Russian Manafort client: Willing to speak to Congress
WASHINGTON (AP) — A Russian billionaire close to President Vladimir Putin said Tuesday he is willing to take part in U.S. congressional hearings to discuss his past business relationship with President Donald Trump’s former campaign chairman, Paul Manafort.
Last week, The Associated Press reported that Manafort had written aluminum magnate Oleg Deripaska in 2005, proposing to do work for Deripaska that would “benefit the Putin Government.” The story was based on interviews with people familiar with Deripaska’s business dealings with Manafort and documents obtained by the AP, including strategy memoranda, contracts and records showing international wire transfers for millions of dollars.
In a quarter-page advertisement in Tuesday’s editions of The Washington Post and The Wall Street Journal, Deripaska said he was “ready to take part in any hearings conducted in the US Congress on this subject in order to defend my reputation and name.”
Manafort signed a $10 million contract in 2006 that laid out a four-country communications and political strategy intended to support Deripaska’s company and undermine anti-Russian political movements. Payments continued until at least 2009, seven years before Manafort joined and led Trump’s 2016 campaign, according to people familiar with the relationship. They spoke on condition of anonymity because they were not authorized to discuss the business arrangement openly.
In his newspaper ads responding to the AP’s story, Deripaska said he never signed “a $10 million contract ‘to greatly benefit the Putin Government’ with Paul Manafort.”
“I have never made any commitments or contracts with the obligation or purpose to covertly promote or advance ‘Putin’s Government’ interests anywhere in the world,” Deripaska wrote.
The AP’s story said that Manafort wrote a strategy memo proposing that the work he would do for Deripaska would “benefit the Putin Government,” not that the contract contained that language.
“This AP Exclusive report falls into the negative context of current US-Russian relations and causes fresh unfair and unjustified concerns and alarm in the US Congress about Russian involvement in US domestic affairs,” Deripaska’s ad says.
The AP stands by its reporting, spokeswoman Lauren Easton said.
The revelations about Manafort come as Trump campaign advisers are the subject of an FBI probe and two congressional investigations, and they appear to guarantee that Manafort will be sought as a key witness in upcoming hearings. He has volunteered to appear.

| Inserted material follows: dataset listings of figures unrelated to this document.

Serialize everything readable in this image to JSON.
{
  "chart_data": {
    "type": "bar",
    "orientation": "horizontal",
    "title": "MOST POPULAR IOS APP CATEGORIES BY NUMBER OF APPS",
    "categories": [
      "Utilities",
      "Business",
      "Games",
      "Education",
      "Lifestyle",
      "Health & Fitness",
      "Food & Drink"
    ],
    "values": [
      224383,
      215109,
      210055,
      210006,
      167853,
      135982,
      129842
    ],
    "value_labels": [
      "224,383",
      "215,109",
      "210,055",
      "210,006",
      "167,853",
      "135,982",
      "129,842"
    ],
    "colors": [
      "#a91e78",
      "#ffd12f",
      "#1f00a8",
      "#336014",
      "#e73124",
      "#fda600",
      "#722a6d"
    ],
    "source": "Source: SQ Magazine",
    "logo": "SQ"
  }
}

Investigators are reviewing whether the Trump campaign and its associates coordinated with Moscow to meddle in the 2016 campaign. Manafort has dismissed the investigations as politically motivated and misguided. The documents obtained by AP show Manafort’s ties to Russia were closer than previously revealed.

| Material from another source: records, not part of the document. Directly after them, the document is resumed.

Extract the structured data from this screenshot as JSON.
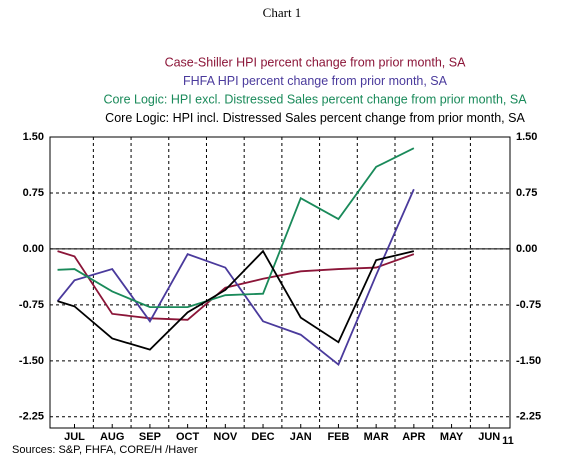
{
  "chart_data": {
    "type": "line",
    "title": "Chart 1",
    "legend_title": "Case-Shiller HPI percent change from prior month, SA",
    "source": "Sources:  S&P, FHFA, CORE/H /Haver",
    "annotation": "11",
    "x": [
      0.55,
      1,
      2,
      3,
      4,
      5,
      6,
      7,
      8,
      9,
      10
    ],
    "xlim": [
      0.35,
      12.55
    ],
    "xticks": [
      {
        "value": 1,
        "label": "JUL"
      },
      {
        "value": 2,
        "label": "AUG"
      },
      {
        "value": 3,
        "label": "SEP"
      },
      {
        "value": 4,
        "label": "OCT"
      },
      {
        "value": 5,
        "label": "NOV"
      },
      {
        "value": 6,
        "label": "DEC"
      },
      {
        "value": 7,
        "label": "JAN"
      },
      {
        "value": 8,
        "label": "FEB"
      },
      {
        "value": 9,
        "label": "MAR"
      },
      {
        "value": 10,
        "label": "APR"
      },
      {
        "value": 11,
        "label": "MAY"
      },
      {
        "value": 12,
        "label": "JUN"
      }
    ],
    "xgrid": [
      1.5,
      2.5,
      3.5,
      4.5,
      5.5,
      6.5,
      7.5,
      8.5,
      9.5,
      10.5,
      11.5
    ],
    "ylim": [
      -2.4,
      1.5
    ],
    "yticks": [
      {
        "value": 1.5,
        "label": "1.50"
      },
      {
        "value": 0.75,
        "label": "0.75"
      },
      {
        "value": 0,
        "label": "0.00"
      },
      {
        "value": -0.75,
        "label": "-0.75"
      },
      {
        "value": -1.5,
        "label": "-1.50"
      },
      {
        "value": -2.25,
        "label": "-2.25"
      }
    ],
    "grid": true,
    "series": [
      {
        "name": "Case-Shiller HPI percent change from prior month, SA",
        "color": "#8b1538",
        "values": [
          -0.03,
          -0.1,
          -0.87,
          -0.93,
          -0.95,
          -0.52,
          -0.4,
          -0.3,
          -0.27,
          -0.25,
          -0.07
        ]
      },
      {
        "name": "FHFA HPI percent change from prior month, SA",
        "color": "#4a3a9c",
        "values": [
          -0.7,
          -0.42,
          -0.27,
          -0.97,
          -0.07,
          -0.25,
          -0.97,
          -1.15,
          -1.55,
          -0.35,
          0.8
        ]
      },
      {
        "name": "Core Logic: HPI excl. Distressed Sales percent change from prior month, SA",
        "color": "#1a8a5a",
        "values": [
          -0.28,
          -0.27,
          -0.57,
          -0.78,
          -0.78,
          -0.62,
          -0.6,
          0.68,
          0.4,
          1.1,
          1.35
        ]
      },
      {
        "name": "Core Logic: HPI incl. Distressed Sales percent change from prior month, SA",
        "color": "#000000",
        "values": [
          -0.7,
          -0.77,
          -1.2,
          -1.35,
          -0.85,
          -0.55,
          -0.03,
          -0.92,
          -1.25,
          -0.15,
          -0.03
        ]
      }
    ]
  }
}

Deripaska is one of Russia’s wealthiest men. He amassed his fortune under Putin and has bought assets abroad in ways widely perceived to benefit the Kremlin’s interests. U.S. diplomatic cables from 2006 described him as “among the 2-3 oligarchs Putin turns to on a regular basis” and “a more-or-less permanent fixture on Putin’s trips abroad.”
A spokesman for Manafort has confirmed that Manafort worked for Deripaska representing him on business and personal matters, but has denied that the work involved “representing Russia’s political interests.” White House spokesman Sean Spicer said last week that Trump was not aware of Manafort’s work for Deripaska a decade ago.
The AP reported last week that Manafort proposed an ambitious political strategy in a June 2005 memo that was based on work he had done in Ukraine. Manafort described how his plan could be used to influence politics, business deals and news coverage inside the United States, Europe and former Soviet republics to the benefit of the Russian government.
“We are now of the belief that this model can greatly benefit the Putin Government if employed at the correct levels with the appropriate commitment to success,” Manafort wrote in the 2005 memo to Deripaska. The effort, Manafort wrote, “will be offering a great service that can re-focus, both internally and externally, the policies of the Putin government.”
Manafort wrote that the plan would bolster the legitimacy of governments friendly to Putin and undercut anti-Russian figures through political influence campaigns, nonprofit front groups and media operations.
The $10 million contract Manafort signed in 2006 outlined the political and communications activities in Uzbekistan, Tajikistan and Georgia in more detail, but the AP noted last week that the work actually performed is unclear.
Manafort and Deripaska had a falling out laid bare in 2014 in a Cayman Islands court. The dispute involved a nearly $19 million investment that Manafort was orchestrating for Deripaska in a Ukrainian TV company called Black Sea Cable, according to legal filings by Deripaska’s representatives.
In the filing, Deripaska accused Manafort and his associates of taking the money and then failing to respond to his queries about how the funds had been used.
Early in the 2016 presidential campaign, Deripaska’s representatives openly accused Manafort of fraud and pledged to recover the money from him. After Trump earned the presidential nomination, Deripaska’s representatives said they would no longer discuss the case.
Last week, Deripaska wrote in a statement to the AP that “there was an agreement between Mr. Deripaska and Mr. Manafort to provide investment consulting services related to business interests of Mr. Deripaska, which now is a subject to legal claims.”